Quantenna, co-founded by alumna Andrea Goldsmith, goes public

EECS alumna Prof. Andrea Goldsmith (B.S., M.S. and Ph.D. ’94) co-founded Quantenna in 2005 to build a product and company around her research in adaptive multiple-antenna (MIMO) wireless communications. After seed funding for Quantenna was secured from Sequoia Capital in March of 2006, Goldsmith took a leave of absence from Stanford to lead the company’s technical strategy and development in the role of CTO. She continued in this role through June 2009. She is currently chairing the company’s technical advisory board. Quantenna has continued innovating to remain at the cutting edge of WiFi technology. Quantenna chipsets are now deployed with 15 major carriers throughout the world, including AT&T, DirectTV, Comcast, Orange, Swisscom, and Telefonica.  The company employs 275 people worldwide, with revenues this year expected to exceed $110M. The company went public on Oct. 28, 2016 as QTNA, with the founders, company executives, and early employees ringing the closing Nasdaq bell. Quantenna’s stock has risen 15% since its IPO. Andrea Goldsmith is also the Stephen Harris Professor of Electrical Engineering at Stanford. 
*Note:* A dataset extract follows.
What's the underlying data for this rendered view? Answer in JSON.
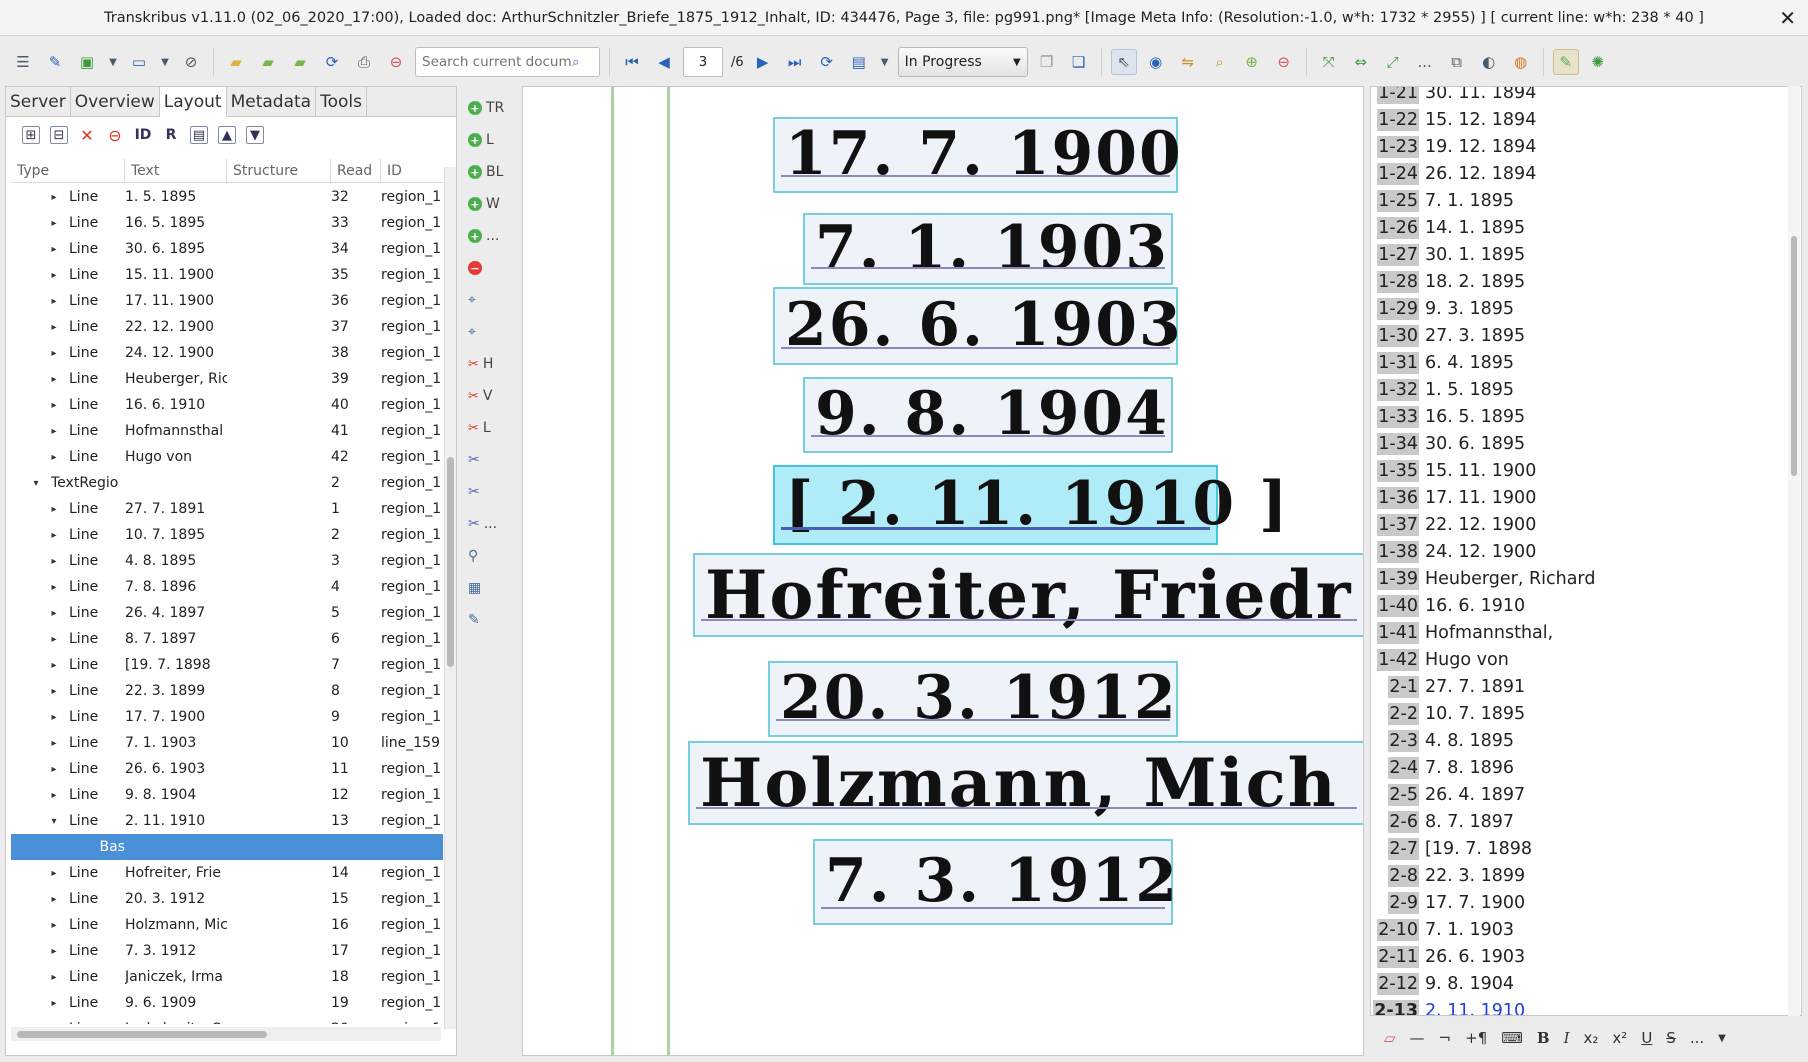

Daniel Pok and Isabel Zhang on VR@Berkeley

EECS major Daniel Pok and CS major Isabel Zhang are featured in a Berkeley News article titled “Seeing is believing”. They are the co-founders of a student organization called VR@Berkeley. The club provides students access to virtual reality equipment and training and charters project teams to explore the applications and implications of virtual reality in diverse fields through research and development. The VR (virtual reality) club started with a handful of members in early 2015 and has grown to 200 members across campus who are working on a range of projects including an augmented 3-D virus model that pops off the page of a biology textbook and the use of virtual reality to play the Campanile’s carillon.